Hop,je pars, le train, tougoudou, tougoudou puis le métro (bondé, même pas je m’assois), lisant avec passion Matin + (enfin, avec passion, vous avez compris…). Entre l’agence et le métro, y a une boulangerie donc je m’achète un croissant. Hop, on m’avait dit d’arriver entre 9h et 9h30, me voici là à 9h15. Ah ben je suis un peu la seule… Non, y a la secrétaire aussi. Je m’assois dans le canapé et lit, des garçons arrivent. Des garçons, des garçons, des garçons. Ah une fille ! Comme y a plus de café, un des gars va chercher un café dans le troquet voisin et un des mecs très gentil veut me filer le sien mais je refuse : moi, je suis en « light » aujourd’hui, je découvre, il en a plus besoin que moi. Enfin, Claude, mon boss, débarque et tout le monde découvre que, non, je suis pas une candidate pour le poste puisqu’il vient d’être pourvu et c’est moi qui l’ai eu (nananère !).
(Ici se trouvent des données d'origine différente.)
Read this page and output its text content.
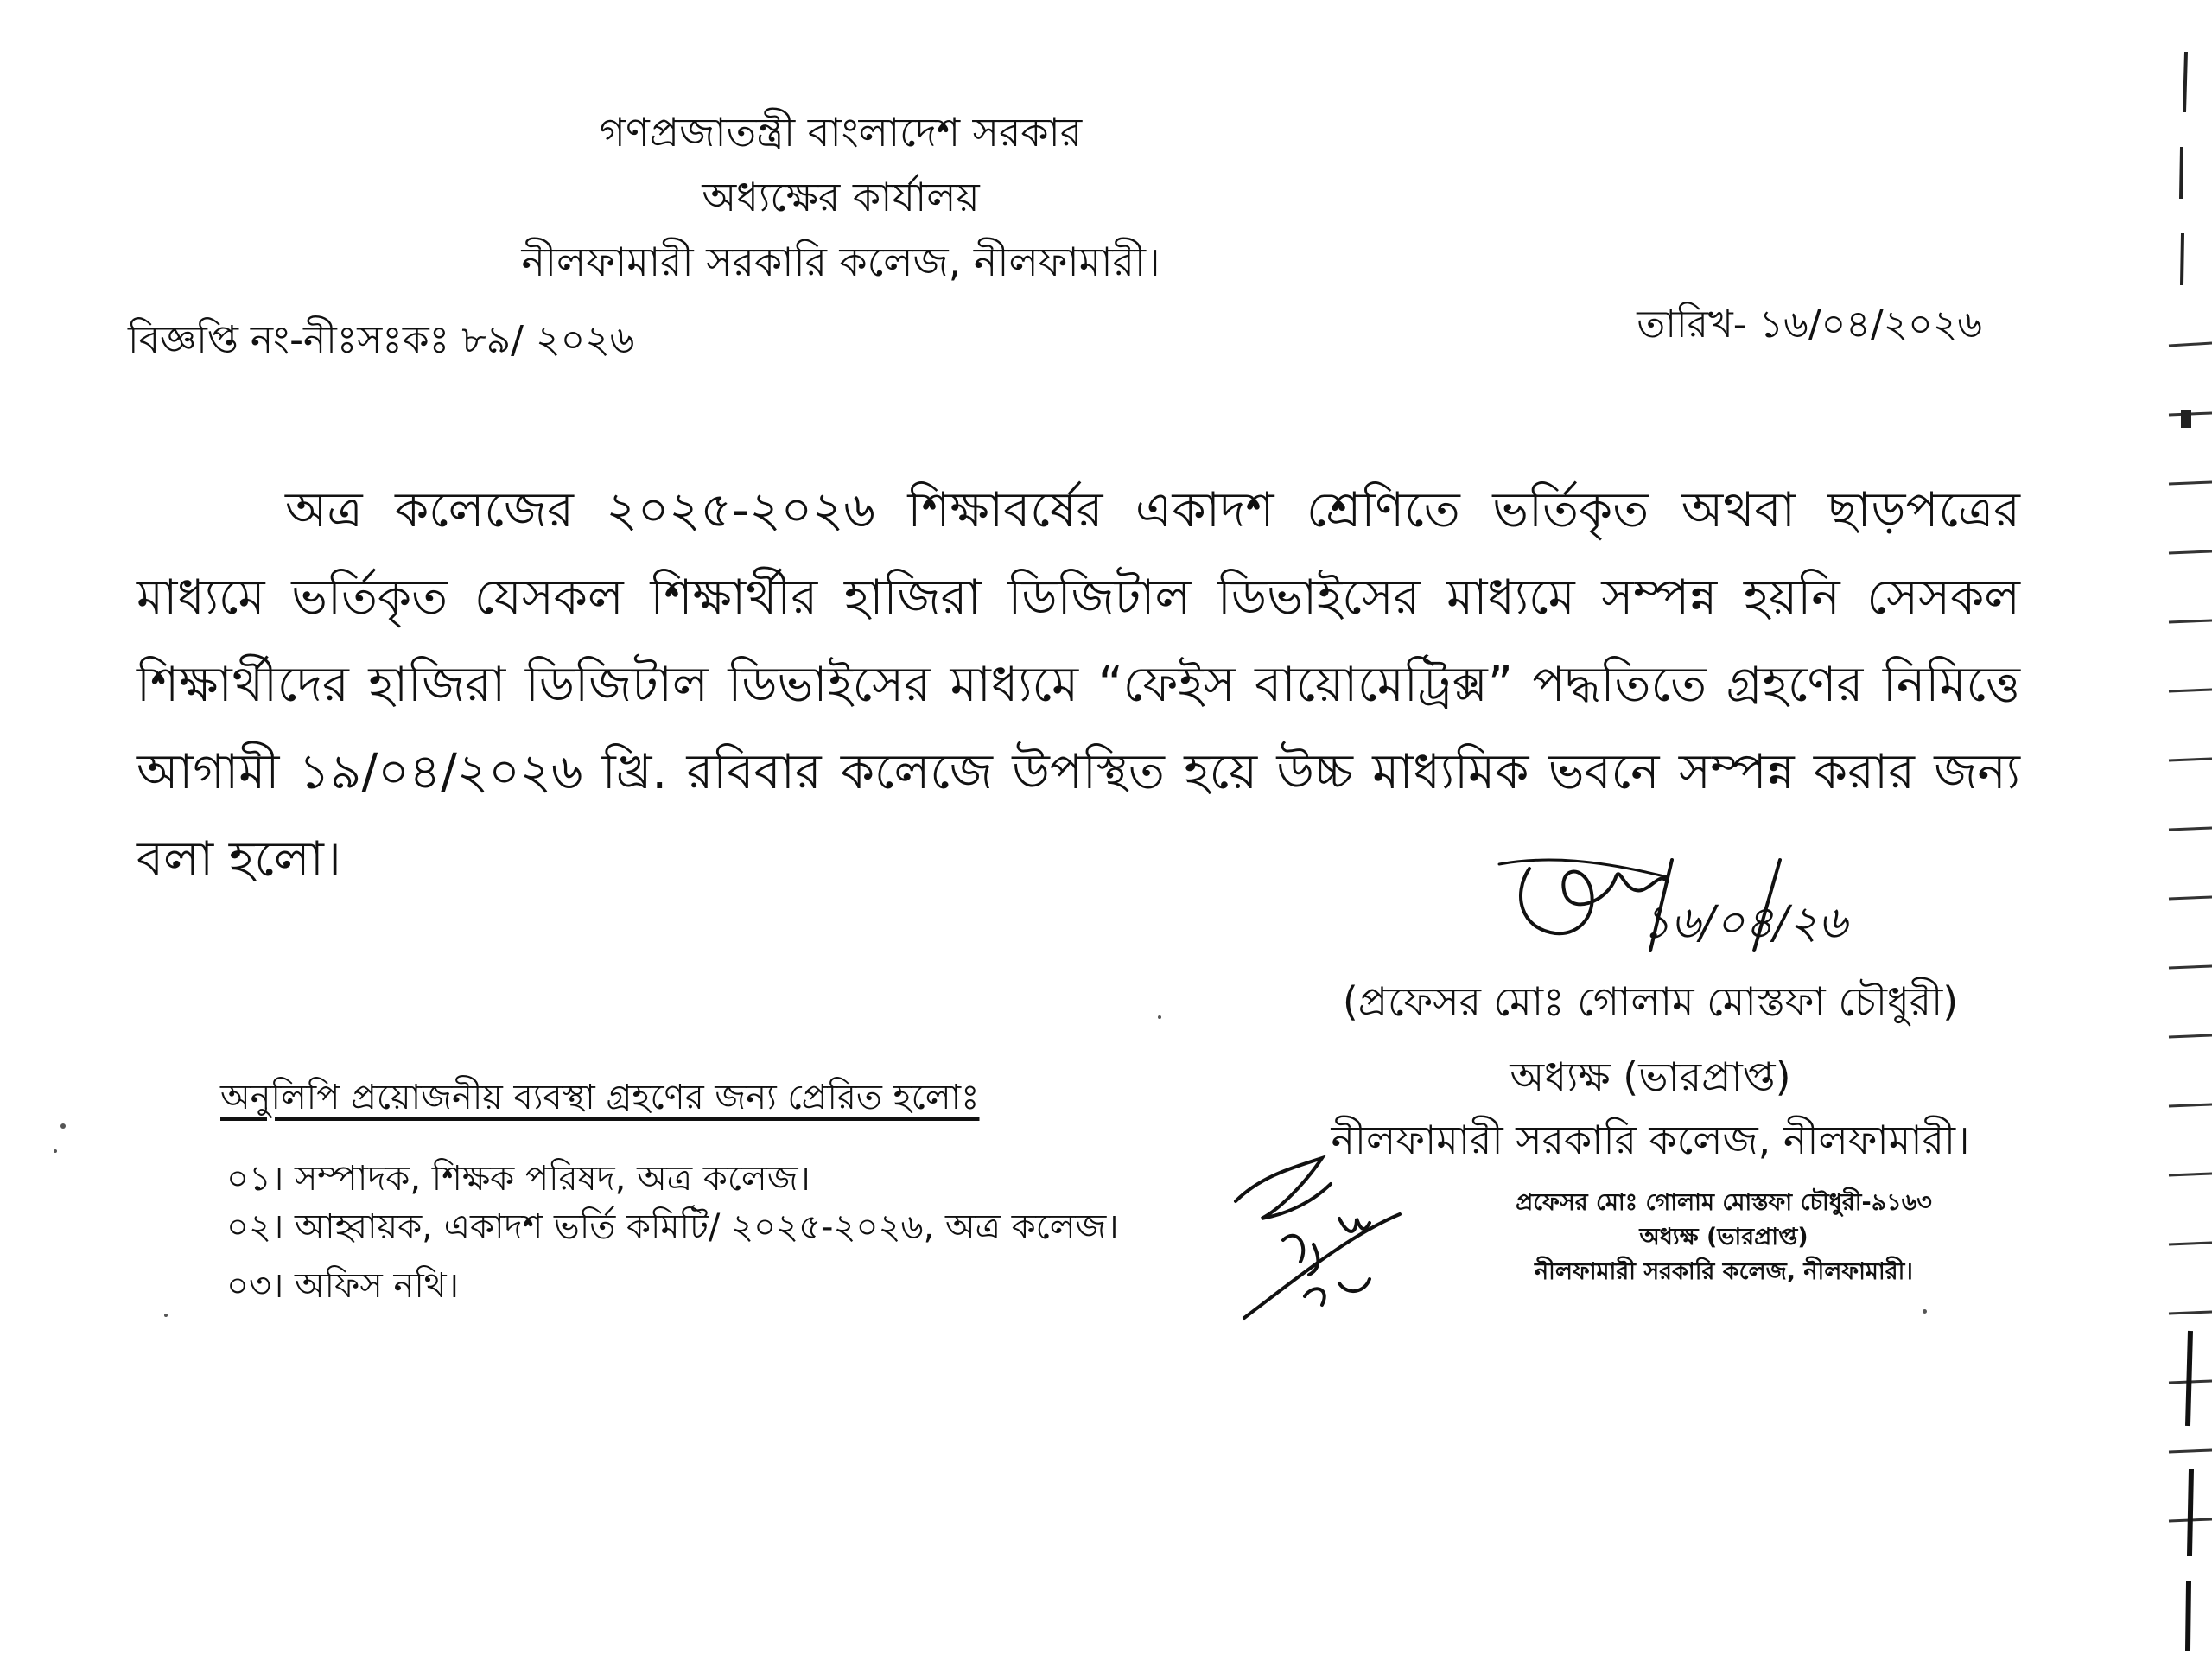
গণপ্রজাতন্ত্রী বাংলাদেশ সরকার
অধ্যক্ষের কার্যালয়
নীলফামারী সরকারি কলেজ, নীলফামারী।
বিজ্ঞপ্তি নং-নীঃসঃকঃ ৮৯/ ২০২৬	তারিখ- ১৬/০৪/২০২৬
অত্র কলেজের ২০২৫-২০২৬ শিক্ষাবর্ষের একাদশ শ্রেণিতে ভর্তিকৃত অথবা ছাড়পত্রের মাধ্যমে ভর্তিকৃত যেসকল শিক্ষার্থীর হাজিরা ডিজিটাল ডিভাইসের মাধ্যমে সম্পন্ন হয়নি সেসকল শিক্ষার্থীদের হাজিরা ডিজিটাল ডিভাইসের মাধ্যমে “ফেইস বায়োমেট্রিক্স” পদ্ধতিতে গ্রহণের নিমিত্তে আগামী ১৯/০৪/২০২৬ খ্রি. রবিবার কলেজে উপস্থিত হয়ে উচ্চ মাধ্যমিক ভবনে সম্পন্ন করার জন্য বলা হলো।
১৬/০৪/২৬
(প্রফেসর মোঃ গোলাম মোস্তফা চৌধুরী)
অধ্যক্ষ (ভারপ্রাপ্ত)
নীলফামারী সরকারি কলেজ, নীলফামারী।
অনুলিপি প্রয়োজনীয় ব্যবস্থা গ্রহণের জন্য প্রেরিত হলোঃ
০১। সম্পাদক, শিক্ষক পরিষদ, অত্র কলেজ।
০২। আহ্বায়ক, একাদশ ভর্তি কমিটি/ ২০২৫-২০২৬, অত্র কলেজ।
০৩। অফিস নথি।
প্রফেসর মোঃ গোলাম মোস্তফা চৌধুরী-৯১৬৩
অধ্যক্ষ (ভারপ্রাপ্ত)
নীলফামারী সরকারি কলেজ, নীলফামারী।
Bon, on me présente plein de gens (essaie de retenir les prénoms, essaie de retenir les prénoms !), la fille est la demoiselle que je remplace donc on bosse ensemble toute la journée, à deux sur un bureau, on s’éclate. Elle m’explique que je serai la seule fille. Enfin, non, y a la boss aussi mais elle bosse essentiellement à Prague où on a une filiale. Et évidemment, sur deux filles restantes, nous avons deux Nina, ce serait pas drôle sinon.

Une partie de mon taff consiste à chatter avec les ados de notre plateforme donc je commence à faire connaissance avec eux mais je dois pas dire que je suis une nouvelle personne, je dois prendre la relève sans que ça se voit donc des fois, ils me posent des questions auxquelles je sais pas répondre genre : « et tu te souviens ? » et là, tu réponds : huhu^^ ou l’atroce lol, les mdr ou ptdr, tous ces sigles que je n’utilise jamais. Je repars le 1er soir à 19h, je suis déjà dans le bain. La demoiselle que je remplace me lâche quelques trucs, je prends vite mes marques. Je suis encore en phase d’observation de mes collègues donc j’écoute plus que je ne parle, même si je me marre bien avec demoiselle que je remplace et Claude.

Au bout de deux jours, je suis contente, j’ai pas mal de trucs à faire déjà. Oui, là, je suis pas en stage, je suis payée pour faire mes trucs donc il s’agit pas de faire n’importe quoi. Le 2e jour, j’arrive à 9h20-9h30. Là, l’agence est carrément fermée et j’ai pas les clés ! Du coup, je découvre le café voisin, là où on va boire ou chercher un kawa et où les garçons jouent aux fléchettes. Tout le monde roule en scooter aussi, va falloir que je m’habitue.

Bref, bilan au bout d’une poignée de jours : vivement que je récupère un ordi décent, le mien (portable) a un clavier en cours de décès, un port USB qui marche plus donc on m’a filé un clavier Qwerty mais finalement, j’ai piqué l’azerty de Guillaume mais il l’a repris alors Romain m’a prêté le sien. Oui, là, je vais m’amuser à trouver des pseudos pour tout le monde ! Sinon, j’ai compris que cette agence n’était pas un nid de lève-tôt, je comprends qu’ils m’aient embauchée! Quoi qu’il en soit, j’ai encore des choses à découvrir mais globalement, je trouve le taff vraiment sympa, je commence déjà à bien aimer mes petits ados, c’est comme si j’avais plein de petits frères et sœurs mais je vous en parlerai plus tard de mes petits.